Mûsikişinas bir toplumun yaşadığı coğrafyada, tarih boyunca muhafaza edilen müzik değerleri arasında üflemek suretiyle icra edilen en değerli sazlardan biri “ney”dir. İnsanın kalbine ve ruhuna temaşa eden derunî sesiyle edebî sahada etkisini göstermiş ve irfan meclislerinin aranan sesi olmuştur. Sosyal hayatta yer edindiği kadar manevî şifa alanında da kullanılmıştır. Kavruk sesiyle yanık gönüllere bir sırdaş, dünya yokuşunda savruk adımlara bir yoldaştır. Sade bir hüzün, tadında ve yerinde bir neşe, sebatı ve tahammülü sırtlanan bir ruh eğitmenidir.

Özünde bir kamış olan ney, sıcak ve sulak bölgelerde yetişir.

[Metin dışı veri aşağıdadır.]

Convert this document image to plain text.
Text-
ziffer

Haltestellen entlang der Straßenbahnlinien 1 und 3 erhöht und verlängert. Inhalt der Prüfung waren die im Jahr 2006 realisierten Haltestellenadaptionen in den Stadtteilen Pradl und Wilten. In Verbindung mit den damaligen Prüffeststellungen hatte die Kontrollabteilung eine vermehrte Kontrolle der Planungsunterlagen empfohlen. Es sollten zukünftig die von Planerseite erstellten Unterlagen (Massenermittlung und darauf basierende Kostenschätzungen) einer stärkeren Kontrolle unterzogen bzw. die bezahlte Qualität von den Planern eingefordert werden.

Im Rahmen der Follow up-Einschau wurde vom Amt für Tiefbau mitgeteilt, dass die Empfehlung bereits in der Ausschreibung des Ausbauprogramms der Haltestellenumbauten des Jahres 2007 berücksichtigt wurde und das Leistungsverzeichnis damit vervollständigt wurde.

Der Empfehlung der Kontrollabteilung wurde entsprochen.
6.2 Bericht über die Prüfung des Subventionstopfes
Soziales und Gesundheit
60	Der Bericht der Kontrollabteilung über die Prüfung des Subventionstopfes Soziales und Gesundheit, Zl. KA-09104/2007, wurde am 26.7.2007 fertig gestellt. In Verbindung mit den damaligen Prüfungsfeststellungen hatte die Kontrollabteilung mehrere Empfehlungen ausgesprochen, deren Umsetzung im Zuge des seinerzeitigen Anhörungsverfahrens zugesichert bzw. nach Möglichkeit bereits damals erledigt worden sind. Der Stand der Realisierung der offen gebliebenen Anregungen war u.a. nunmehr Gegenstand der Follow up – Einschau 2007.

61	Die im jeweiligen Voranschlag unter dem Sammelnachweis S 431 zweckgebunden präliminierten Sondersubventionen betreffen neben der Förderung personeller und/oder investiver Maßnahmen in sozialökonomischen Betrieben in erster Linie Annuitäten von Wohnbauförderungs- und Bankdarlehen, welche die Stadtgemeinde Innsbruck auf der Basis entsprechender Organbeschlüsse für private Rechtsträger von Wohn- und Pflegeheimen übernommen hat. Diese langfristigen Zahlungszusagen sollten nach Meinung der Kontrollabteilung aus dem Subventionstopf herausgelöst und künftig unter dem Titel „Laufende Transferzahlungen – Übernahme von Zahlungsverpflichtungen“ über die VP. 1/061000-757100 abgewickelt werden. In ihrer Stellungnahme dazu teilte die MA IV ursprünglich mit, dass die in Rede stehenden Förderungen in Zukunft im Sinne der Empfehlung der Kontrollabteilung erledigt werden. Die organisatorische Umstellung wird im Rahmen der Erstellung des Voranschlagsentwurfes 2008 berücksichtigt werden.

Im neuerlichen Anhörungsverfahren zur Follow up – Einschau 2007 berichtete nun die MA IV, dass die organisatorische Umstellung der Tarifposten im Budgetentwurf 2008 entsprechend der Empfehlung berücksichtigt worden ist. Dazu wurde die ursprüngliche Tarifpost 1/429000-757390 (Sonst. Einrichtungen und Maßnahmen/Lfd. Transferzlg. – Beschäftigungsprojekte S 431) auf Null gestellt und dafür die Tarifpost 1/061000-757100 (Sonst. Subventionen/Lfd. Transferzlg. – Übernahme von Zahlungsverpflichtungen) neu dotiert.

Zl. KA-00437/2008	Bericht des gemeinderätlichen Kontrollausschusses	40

Öncelikle bu iklim özelliğini taşıyan coğrafyalarda icra kimliği kazanmıştır. Türkiye, İran, Mısır, Suriye, Lübnan ve Tunus gibi… Türkiye ve diğer ney icralarını karşılaştırdığımızda teknik açıdan, fizikî açıdan, üfleme şekilleri ve akort açısından farklılıklar olduğunu söyleyebiliriz. Göze çarpan ilk önemli detay ise baş parenin sadece Türk neyzenleri tarafından kullanılıyor olmasıdır. Bu farklılıklar her coğrafyanın kendi kimliğini yansıtmasındandır. Neyzenin parmak ve dudak hareketleri, ses devreleri arasındaki geçişleri ve müzikal nüansları için uyguladığı çarpma, stakato ve vibrato gibi ney icrasına yönelik teknik hareketler doğrultusunda neyzen, makam icrasının gerektirdiği teorik bilgi ile beraber kendi icra tarzını ve tavır-üslûp özelliklerini ortaya koymaktadır. Neyzenin tavır-uslûba dayalı yorum tercihi onun kalbi ve nefesiyle sese akseder. Kendi özgünlüğünü ve parmak izini gösterir.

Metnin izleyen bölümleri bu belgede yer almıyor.